Animating Header on Scroll with jQuery

Here’s my personal portfolio codepen: http://codepen.io/XenoCoder/pen/oYwjwP

I had a script in jQuery that made the header hide and show based on when the user is scrolling. (If the user is scrolling, hide. When he isn’t, show.) However, I later decided that the quick appearance and disappearance of the header looked awful, so I added a simple animation using its opacity to give the header a fade in and fade out effect. However, this made it all go kaput, and I have no idea why. Although, I do have a hunch that it has something to do with the timers…there’s a timer for the scrolling and timers for the animations…


Here’s the specific code that I’m looking at (line 1 of JavaScript):

$(window).scroll(function() {
  var header = $("header");
  header.animate({opacity: 0}, 200);

  clearTimeout($.data(this, "scrollTimer"));

  $.data(
    this,
    "scrollTimer",
    setTimeout(function() {
      header.animate({opacity: 1}, 200);
    }, 200)
  );
});

The scroll event is fired multiple time when you scroll up/down quickly. But your animations are also queued up so when it finally “catches up” when you stopped scrolling, you get this rapid fadeIn, fadeOut, fadeIn, fadeOut… i.e. going kaput.

Anyways, from a usability point of view, hiding the header and then showing it again doesn’t make sense.

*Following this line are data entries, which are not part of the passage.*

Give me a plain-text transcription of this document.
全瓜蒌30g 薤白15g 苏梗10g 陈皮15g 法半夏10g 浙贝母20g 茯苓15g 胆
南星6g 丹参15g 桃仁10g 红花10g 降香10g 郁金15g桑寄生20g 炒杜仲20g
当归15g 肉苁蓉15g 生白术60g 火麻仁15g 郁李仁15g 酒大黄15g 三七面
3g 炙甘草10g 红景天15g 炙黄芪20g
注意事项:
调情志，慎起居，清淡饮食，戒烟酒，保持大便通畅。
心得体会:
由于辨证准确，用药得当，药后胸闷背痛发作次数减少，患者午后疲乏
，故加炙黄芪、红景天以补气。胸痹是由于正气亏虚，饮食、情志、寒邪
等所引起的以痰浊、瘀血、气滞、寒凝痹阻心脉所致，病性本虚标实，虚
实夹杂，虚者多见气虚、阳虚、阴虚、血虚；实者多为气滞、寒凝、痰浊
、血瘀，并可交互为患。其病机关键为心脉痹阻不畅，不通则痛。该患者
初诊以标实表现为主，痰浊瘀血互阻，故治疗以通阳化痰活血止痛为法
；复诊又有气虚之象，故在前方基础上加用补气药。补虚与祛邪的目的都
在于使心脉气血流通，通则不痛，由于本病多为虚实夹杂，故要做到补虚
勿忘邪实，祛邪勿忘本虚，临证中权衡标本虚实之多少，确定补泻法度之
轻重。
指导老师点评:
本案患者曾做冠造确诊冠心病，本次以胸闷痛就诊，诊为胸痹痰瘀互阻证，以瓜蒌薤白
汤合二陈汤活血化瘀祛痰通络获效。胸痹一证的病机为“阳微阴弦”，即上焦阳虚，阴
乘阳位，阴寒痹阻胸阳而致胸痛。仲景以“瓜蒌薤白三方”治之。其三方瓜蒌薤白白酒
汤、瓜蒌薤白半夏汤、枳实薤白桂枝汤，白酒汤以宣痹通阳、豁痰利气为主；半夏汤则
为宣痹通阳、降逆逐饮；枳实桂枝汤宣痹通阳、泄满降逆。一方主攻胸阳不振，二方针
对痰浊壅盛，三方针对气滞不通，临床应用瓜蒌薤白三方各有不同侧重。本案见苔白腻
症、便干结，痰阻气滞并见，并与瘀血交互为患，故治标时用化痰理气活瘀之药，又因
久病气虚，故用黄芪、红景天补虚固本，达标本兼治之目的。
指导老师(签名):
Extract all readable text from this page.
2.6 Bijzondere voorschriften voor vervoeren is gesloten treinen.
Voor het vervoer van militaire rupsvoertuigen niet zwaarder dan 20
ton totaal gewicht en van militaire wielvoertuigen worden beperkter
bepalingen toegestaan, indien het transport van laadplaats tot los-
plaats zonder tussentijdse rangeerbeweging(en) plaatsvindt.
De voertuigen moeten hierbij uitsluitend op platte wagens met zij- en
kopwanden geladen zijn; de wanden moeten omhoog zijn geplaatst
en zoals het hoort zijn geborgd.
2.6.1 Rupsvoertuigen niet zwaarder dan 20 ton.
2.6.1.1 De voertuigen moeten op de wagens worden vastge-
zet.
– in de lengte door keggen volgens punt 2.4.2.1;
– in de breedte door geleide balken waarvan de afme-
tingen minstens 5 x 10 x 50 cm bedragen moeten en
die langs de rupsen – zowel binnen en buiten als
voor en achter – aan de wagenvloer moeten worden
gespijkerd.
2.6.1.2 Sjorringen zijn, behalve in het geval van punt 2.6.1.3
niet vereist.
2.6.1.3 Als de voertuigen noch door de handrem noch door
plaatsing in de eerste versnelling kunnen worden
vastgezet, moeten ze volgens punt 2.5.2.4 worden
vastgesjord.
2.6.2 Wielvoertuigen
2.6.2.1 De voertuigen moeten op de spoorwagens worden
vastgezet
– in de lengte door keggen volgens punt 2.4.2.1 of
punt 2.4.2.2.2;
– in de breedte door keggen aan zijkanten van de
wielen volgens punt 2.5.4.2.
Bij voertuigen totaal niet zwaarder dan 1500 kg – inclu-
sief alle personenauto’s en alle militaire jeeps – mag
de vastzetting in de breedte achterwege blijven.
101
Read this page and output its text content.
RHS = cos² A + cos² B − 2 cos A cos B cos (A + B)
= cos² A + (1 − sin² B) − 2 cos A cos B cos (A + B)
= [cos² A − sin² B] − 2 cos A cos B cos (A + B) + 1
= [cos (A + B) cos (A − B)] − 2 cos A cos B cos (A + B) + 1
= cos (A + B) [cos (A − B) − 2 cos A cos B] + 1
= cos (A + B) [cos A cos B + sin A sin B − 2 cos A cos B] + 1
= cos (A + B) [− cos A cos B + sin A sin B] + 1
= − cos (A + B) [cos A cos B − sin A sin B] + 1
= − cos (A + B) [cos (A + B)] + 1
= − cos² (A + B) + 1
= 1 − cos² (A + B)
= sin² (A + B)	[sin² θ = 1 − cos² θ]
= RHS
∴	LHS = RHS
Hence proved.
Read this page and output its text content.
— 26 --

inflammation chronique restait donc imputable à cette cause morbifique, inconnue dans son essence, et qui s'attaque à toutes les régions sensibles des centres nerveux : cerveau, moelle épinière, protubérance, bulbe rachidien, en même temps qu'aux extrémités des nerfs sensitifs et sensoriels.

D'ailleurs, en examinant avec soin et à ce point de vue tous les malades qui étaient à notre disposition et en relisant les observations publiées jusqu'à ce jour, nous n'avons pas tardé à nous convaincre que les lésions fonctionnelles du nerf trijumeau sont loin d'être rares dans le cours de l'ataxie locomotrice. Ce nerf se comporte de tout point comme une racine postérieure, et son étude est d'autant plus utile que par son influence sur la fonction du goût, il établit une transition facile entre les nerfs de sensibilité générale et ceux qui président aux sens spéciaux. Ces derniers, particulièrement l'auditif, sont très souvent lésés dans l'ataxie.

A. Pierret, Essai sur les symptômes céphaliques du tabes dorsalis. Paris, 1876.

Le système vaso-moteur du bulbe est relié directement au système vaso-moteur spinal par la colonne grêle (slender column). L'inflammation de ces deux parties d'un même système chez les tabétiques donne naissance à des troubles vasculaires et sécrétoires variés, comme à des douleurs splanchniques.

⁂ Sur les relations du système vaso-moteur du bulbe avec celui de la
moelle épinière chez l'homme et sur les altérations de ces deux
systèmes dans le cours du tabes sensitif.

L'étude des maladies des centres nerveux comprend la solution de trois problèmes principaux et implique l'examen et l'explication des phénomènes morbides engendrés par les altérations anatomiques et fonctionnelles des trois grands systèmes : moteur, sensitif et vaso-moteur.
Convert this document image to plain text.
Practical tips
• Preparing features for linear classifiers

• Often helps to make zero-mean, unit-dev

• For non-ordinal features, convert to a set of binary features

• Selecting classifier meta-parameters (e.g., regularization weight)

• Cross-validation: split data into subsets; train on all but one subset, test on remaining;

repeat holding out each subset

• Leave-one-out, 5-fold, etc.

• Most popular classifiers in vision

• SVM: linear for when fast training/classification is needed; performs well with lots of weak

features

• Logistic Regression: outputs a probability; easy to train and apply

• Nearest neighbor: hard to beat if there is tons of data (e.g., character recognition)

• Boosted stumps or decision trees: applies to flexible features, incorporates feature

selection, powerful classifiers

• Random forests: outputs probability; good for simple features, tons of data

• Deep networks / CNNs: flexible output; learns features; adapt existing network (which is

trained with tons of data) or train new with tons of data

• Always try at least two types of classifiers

An alternative will be to have a tall header, and when you scroll down the page, you change your tall header into a narrow one. Then when a user scrolls back up to the top of the page, you animate the header to show the tall version again.

1 Like

Something like

  $(document).on("scroll", function(){
    
    var startScroll = $(document).scrollTop();
    
    if(!$("header").hasClass("fadeHeader")){
      $("header").addClass("fadeHeader");
      return;
    }
    
    setTimeout(function(){
      if($(document).scrollTop() == startScroll){
        $("header").removeClass("fadeHeader");
      }
    }, 200);
  });

In CSS

 header{
   transition: opacity 2s;
  }


.fadeHeader{
  opacity: 0;
}

If you’re interested in doing a project that involves more complex scroll-dependent animation, I recommend learning both ScrollMagic and GSAP.

1 Like

@owel Thanks for the explanation, that made sense. I knew it had something to do with the timers. As for the usability, I thought of that a while back, but the fact that I couldn’t figure this out bothered me, so I wanted to at least understand what was going on before I changed it. Thanks for clearing things up!

@jx2bandito Ah, that makes perfect sense. Thanks for the code, I’ll give it a shot!